Stone tool set. Handled stone knife and stone Clovis Point. Artifacts were found in close proximity to each other and may have been made and used by the same person. Knife features a raised handle that fits comfortably between thumb and index finger. Side view of knife shows handle is raised from blade approximately half an inch. Clovis Point has small flute at base and tip, and was probably also used as a knife. Clovis and related peoples made knives of different styles for different tasks.
Also featured is a hammer stone. Tool is based on Clovis curved stone typology. Uniface tool is enhanced to show detail. With a thickness of 3/4 of an inch, this tool is durable and ready for heavy duty use as a hammer or weapon. Curved stone technology was used to create a variety of tools, including knives, drills and hammers.
Photo 1: Artifacts resemble outline of New York State.
Photo 2: Handled stone knife and stone Clovis Point.
Photo 3: Side view of handled knife.
Photo 4: Hammer stone based on curved stone typology.
This assemblage of nine Clovis/Clovis related points typifies the various forms of paleo stone tools found in the Genesee valley. Fluted chert tools of lanceolate, curved and triangular form are represented. Tools such as these performed a variety of functions including drilling, cutting and scraping as well as service as a hunting point.
Group of tools include weapon point, handaxe, knife, perforator and atlatl dart. Paleo stone tool culture was well established along the waterways that flowed through forests of cedar, oak, tamarack, birch and jackpine that grew south of the Great Lakes at the close of the Pleistocene. These forests were seperated from the Port Huron ice sheet by a zone of tundra that was teeming with mammoth, mastadon, giant beaver, caribou, elk and deer.
Photo 1: Fluted tools of Genesee paleo stone tool culture. Artifacts are based on lanceolate, curved and triangular typolgy.
Paleo twist drills. Tools exhibit wide base for thumb grip and a fluted tip. Artifacts are a variation on curved Clovis typology. By widening the base and narrowing the tip of the artifact a twist drill is formed. This method of building a tool using a variation of typology style became a craft that was passed from person to person as the local standardized version of twist drill manufacture in paleo Indian times. This is evidenced from the locatiion of the artifacts which were found 40 miles apart. Without modern communication and transportation conviences, advanced standardized stone tool manufacturing mehods were shared over long distances by people who had no obvious means of exchanging ideas other than foot travel and oral communication.

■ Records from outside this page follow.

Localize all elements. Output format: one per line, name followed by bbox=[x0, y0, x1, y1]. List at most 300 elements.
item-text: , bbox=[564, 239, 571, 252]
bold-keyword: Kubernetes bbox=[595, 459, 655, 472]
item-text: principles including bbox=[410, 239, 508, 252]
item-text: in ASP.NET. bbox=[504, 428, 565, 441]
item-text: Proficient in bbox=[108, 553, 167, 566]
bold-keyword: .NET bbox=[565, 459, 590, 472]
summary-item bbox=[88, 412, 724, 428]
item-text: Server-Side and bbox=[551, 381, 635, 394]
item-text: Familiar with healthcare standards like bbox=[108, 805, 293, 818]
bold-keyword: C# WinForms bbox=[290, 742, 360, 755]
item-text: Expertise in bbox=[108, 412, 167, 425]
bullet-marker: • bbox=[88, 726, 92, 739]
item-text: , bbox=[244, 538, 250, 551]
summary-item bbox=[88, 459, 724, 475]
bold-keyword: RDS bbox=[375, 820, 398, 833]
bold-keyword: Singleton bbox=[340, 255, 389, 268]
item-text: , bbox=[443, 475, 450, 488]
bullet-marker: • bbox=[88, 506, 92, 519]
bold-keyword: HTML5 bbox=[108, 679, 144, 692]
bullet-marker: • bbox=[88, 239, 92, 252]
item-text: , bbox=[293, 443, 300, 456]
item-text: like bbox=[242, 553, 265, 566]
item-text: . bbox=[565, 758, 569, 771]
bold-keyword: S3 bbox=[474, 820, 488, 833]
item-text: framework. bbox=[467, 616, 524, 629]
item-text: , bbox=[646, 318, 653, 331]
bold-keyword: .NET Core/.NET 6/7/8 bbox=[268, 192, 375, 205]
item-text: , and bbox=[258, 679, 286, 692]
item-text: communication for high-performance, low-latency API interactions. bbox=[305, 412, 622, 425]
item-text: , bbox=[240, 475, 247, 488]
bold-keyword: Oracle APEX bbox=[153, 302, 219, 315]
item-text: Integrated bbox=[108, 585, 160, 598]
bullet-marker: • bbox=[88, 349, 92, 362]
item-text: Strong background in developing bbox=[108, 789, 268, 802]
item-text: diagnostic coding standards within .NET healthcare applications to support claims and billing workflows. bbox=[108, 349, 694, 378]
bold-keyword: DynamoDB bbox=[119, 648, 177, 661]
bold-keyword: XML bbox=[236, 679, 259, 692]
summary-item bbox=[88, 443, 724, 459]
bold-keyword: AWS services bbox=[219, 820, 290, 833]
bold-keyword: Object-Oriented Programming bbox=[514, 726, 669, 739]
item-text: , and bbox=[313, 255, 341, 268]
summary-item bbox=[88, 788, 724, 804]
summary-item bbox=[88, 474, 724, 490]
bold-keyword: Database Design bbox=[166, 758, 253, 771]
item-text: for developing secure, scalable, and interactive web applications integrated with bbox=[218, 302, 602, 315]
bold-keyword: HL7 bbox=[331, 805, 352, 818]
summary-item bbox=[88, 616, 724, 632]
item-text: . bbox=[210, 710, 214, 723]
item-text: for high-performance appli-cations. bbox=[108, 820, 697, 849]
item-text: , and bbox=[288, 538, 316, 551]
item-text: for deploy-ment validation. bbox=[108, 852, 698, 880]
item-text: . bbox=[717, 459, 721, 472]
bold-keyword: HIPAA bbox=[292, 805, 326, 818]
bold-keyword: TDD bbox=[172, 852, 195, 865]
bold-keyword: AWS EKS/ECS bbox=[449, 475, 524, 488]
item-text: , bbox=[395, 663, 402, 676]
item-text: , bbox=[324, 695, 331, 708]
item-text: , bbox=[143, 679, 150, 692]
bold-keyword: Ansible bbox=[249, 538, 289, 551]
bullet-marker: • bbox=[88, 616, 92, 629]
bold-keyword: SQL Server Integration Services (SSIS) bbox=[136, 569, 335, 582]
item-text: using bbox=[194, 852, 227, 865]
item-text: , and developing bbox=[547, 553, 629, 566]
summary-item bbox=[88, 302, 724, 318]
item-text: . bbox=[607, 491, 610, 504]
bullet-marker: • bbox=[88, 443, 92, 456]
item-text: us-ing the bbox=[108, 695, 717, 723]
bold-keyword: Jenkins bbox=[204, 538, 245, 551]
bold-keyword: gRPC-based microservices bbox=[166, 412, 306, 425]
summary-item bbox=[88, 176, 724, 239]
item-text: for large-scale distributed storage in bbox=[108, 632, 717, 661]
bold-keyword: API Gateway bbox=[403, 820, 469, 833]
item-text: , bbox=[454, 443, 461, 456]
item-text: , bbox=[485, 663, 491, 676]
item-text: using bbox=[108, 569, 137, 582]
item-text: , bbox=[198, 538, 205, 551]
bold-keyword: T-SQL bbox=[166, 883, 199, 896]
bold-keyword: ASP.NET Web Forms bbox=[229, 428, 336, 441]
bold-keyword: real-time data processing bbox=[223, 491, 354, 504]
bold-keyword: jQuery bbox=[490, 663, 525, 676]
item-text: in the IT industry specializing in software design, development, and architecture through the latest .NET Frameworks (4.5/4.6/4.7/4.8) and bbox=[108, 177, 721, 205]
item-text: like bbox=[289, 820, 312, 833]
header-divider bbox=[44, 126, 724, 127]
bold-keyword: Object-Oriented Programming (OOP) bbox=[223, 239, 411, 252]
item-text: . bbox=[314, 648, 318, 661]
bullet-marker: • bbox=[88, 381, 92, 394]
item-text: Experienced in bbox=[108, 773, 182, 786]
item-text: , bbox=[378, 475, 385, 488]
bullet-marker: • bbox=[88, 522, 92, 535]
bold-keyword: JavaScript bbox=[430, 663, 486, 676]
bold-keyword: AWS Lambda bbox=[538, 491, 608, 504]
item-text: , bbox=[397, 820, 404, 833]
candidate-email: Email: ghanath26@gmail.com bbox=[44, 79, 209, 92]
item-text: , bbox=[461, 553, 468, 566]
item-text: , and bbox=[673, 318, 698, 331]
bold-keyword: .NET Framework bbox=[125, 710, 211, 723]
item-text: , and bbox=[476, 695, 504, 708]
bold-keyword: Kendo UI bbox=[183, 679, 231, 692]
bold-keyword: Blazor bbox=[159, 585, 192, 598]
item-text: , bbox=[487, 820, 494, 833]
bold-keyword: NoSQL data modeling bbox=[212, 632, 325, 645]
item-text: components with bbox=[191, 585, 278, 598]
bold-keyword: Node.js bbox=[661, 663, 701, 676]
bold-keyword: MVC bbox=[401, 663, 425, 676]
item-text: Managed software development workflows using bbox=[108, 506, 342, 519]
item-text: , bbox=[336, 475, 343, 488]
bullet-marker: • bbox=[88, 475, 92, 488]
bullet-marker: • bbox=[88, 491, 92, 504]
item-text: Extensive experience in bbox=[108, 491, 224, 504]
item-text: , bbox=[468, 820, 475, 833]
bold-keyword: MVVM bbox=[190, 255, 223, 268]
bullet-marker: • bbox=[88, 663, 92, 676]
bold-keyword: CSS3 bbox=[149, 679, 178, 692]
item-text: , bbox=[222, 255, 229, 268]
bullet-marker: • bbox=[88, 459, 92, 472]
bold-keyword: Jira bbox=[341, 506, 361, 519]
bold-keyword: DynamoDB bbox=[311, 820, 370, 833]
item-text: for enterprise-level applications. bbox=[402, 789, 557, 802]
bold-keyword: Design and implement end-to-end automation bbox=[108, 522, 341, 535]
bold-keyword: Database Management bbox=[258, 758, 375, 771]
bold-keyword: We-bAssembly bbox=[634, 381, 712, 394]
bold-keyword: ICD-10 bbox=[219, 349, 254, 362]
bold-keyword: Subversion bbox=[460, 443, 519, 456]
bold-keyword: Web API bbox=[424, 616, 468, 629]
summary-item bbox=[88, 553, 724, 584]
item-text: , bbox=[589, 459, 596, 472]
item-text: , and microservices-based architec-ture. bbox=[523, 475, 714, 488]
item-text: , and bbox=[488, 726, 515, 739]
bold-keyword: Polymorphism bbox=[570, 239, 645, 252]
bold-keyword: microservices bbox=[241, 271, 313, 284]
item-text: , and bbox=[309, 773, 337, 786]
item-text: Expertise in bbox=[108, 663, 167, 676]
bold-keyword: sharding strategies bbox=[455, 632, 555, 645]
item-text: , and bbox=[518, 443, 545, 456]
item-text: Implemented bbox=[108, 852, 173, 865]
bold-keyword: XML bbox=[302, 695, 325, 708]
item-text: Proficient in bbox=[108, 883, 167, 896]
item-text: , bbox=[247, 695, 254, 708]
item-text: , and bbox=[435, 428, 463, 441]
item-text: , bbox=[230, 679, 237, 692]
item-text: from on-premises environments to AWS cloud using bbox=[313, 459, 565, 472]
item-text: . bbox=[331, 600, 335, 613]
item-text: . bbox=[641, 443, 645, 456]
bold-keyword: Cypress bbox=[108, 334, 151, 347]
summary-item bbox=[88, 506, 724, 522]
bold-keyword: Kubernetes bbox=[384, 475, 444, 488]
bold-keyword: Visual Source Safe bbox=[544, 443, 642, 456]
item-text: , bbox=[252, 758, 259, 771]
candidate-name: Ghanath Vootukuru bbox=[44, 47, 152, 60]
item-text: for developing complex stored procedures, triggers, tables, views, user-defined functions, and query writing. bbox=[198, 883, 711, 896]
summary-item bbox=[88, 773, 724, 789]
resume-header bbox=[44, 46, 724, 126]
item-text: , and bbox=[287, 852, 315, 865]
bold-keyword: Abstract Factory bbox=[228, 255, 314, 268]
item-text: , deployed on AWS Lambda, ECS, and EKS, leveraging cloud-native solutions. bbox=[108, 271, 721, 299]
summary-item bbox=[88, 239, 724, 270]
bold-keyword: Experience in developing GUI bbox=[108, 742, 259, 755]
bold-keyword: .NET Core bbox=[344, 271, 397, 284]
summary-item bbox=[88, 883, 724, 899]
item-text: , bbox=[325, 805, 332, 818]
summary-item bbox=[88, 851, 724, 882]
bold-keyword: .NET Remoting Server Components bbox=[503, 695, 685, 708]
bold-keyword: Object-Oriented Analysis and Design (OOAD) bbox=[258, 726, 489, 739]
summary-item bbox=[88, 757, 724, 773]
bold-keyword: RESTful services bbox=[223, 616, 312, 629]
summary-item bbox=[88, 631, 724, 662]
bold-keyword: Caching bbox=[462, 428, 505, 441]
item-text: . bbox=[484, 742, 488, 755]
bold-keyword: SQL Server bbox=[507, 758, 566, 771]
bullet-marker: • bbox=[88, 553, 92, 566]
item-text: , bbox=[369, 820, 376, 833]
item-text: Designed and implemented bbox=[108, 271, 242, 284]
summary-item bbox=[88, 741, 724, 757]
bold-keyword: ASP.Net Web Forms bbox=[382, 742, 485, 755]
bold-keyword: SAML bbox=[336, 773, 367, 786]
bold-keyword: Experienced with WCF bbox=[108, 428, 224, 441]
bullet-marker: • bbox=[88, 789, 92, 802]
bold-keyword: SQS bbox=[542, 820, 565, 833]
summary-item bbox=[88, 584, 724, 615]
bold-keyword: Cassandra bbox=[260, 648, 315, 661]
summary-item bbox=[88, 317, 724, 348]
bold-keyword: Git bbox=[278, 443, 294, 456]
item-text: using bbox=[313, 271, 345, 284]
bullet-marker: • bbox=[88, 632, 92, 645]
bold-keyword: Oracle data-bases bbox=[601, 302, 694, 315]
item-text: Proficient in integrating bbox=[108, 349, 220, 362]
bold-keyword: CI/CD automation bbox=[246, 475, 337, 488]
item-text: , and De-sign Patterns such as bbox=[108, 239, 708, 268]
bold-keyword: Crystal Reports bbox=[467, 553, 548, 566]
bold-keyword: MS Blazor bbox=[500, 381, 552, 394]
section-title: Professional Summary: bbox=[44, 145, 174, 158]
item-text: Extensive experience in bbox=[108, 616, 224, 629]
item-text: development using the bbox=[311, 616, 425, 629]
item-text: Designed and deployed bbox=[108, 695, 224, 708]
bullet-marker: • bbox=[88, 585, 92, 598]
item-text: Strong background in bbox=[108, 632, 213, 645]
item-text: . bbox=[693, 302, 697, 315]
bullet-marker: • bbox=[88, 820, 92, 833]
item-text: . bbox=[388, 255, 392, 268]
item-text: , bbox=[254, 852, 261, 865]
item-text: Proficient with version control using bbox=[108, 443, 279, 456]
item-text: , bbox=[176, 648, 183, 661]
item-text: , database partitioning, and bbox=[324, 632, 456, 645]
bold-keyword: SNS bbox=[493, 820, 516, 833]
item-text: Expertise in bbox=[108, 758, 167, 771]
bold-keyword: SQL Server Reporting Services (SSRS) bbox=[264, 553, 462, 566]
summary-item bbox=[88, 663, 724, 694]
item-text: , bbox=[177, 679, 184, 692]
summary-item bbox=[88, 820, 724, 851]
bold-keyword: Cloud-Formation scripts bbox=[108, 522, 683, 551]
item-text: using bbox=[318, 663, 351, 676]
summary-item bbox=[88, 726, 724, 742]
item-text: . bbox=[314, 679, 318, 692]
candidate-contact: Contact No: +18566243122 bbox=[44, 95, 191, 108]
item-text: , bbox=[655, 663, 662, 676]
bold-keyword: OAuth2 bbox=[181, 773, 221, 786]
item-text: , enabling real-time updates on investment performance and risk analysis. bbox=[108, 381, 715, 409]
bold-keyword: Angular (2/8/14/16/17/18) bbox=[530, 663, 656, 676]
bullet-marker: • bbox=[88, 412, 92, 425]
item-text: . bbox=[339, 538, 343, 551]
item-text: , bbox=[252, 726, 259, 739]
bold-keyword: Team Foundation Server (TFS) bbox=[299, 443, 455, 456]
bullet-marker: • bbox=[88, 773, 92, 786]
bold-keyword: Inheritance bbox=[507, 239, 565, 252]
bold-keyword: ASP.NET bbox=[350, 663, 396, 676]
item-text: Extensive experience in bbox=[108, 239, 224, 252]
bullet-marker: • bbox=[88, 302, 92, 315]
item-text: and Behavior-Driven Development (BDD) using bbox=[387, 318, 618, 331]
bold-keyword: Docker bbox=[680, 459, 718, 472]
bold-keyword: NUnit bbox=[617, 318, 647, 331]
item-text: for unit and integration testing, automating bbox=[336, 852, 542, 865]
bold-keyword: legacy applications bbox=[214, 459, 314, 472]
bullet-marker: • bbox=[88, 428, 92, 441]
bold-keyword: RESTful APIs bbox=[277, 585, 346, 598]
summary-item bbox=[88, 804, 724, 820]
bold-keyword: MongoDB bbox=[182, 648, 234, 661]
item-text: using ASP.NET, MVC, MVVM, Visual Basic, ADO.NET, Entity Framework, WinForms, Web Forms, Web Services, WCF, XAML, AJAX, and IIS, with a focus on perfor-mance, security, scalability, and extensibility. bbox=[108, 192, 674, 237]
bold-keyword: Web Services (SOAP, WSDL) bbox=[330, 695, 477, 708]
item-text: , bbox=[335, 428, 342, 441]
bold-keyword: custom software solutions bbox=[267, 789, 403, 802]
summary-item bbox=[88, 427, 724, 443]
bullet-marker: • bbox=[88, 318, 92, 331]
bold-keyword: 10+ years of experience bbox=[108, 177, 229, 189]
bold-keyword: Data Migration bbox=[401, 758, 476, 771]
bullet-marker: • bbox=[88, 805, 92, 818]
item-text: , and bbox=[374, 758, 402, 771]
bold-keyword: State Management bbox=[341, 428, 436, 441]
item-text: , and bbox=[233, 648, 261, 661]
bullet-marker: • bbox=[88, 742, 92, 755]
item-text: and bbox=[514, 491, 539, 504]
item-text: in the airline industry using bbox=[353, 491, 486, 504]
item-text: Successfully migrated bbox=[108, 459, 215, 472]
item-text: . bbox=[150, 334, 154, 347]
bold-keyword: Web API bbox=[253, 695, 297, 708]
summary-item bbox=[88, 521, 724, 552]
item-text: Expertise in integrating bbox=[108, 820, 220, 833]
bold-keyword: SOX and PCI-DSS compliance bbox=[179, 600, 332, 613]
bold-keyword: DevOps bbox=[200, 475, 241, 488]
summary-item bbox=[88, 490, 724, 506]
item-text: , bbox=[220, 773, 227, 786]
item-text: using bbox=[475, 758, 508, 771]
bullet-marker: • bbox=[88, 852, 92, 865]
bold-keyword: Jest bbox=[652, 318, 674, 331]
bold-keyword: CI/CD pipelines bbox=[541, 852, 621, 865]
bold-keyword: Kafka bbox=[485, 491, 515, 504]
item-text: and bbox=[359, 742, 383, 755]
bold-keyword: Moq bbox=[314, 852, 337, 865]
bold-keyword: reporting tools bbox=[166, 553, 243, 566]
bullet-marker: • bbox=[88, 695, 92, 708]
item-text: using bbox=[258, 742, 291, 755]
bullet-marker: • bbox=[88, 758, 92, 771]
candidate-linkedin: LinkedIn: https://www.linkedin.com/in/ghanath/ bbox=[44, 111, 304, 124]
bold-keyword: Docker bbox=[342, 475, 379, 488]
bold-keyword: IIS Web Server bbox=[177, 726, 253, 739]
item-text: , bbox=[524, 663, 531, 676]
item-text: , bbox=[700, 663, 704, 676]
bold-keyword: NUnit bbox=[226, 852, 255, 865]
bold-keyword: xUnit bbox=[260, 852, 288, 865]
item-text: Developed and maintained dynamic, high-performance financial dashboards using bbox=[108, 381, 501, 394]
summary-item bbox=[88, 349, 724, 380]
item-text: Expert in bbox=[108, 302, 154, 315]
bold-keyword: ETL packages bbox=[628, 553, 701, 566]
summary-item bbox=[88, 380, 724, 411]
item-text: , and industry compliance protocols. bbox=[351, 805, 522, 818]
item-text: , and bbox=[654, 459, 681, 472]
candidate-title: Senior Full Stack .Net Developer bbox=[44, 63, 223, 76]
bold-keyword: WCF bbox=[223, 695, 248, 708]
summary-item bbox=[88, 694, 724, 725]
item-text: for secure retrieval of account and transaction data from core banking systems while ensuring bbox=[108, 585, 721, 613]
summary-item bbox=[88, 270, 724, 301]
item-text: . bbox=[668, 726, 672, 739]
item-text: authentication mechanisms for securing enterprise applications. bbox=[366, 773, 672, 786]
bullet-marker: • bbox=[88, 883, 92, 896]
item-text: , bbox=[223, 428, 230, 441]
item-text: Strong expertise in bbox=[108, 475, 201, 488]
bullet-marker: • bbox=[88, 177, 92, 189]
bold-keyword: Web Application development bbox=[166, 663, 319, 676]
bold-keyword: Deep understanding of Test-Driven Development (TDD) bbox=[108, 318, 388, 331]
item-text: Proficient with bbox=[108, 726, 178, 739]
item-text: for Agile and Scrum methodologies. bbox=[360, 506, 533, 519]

Photo 1: Clovis/Clovis-related fluted artifacts
A pair of flint tools, handaxe and smaller knife. Both artifacts evident similar flaking stye. Curved stone culture lived in the Genesee Valley, perhaps as its original human inhabitants at the close of the Wisconsin. Curved artifacts are more common than lanceolate ones in this part of New York State. What does this mean? Were lanceolate and curved artifacts produced at the same time, by the same people, or could one culture be older than the other? If there were two or more cultures co-existing, did those cultures originate from different locales?
Curved stone weapon technology is an advanced form of artifact engineering that had to of evolved. As its practicioners made their weapon points deadlier in order to better perfect their hunting skills, stone tool makers incorporated sophisticated weapon technology into their hunting arsenal.
Photo 1: Brown flint handaxe and small blue flint knife. Front view.
Photo 2: Curved flint tools, dorsal side.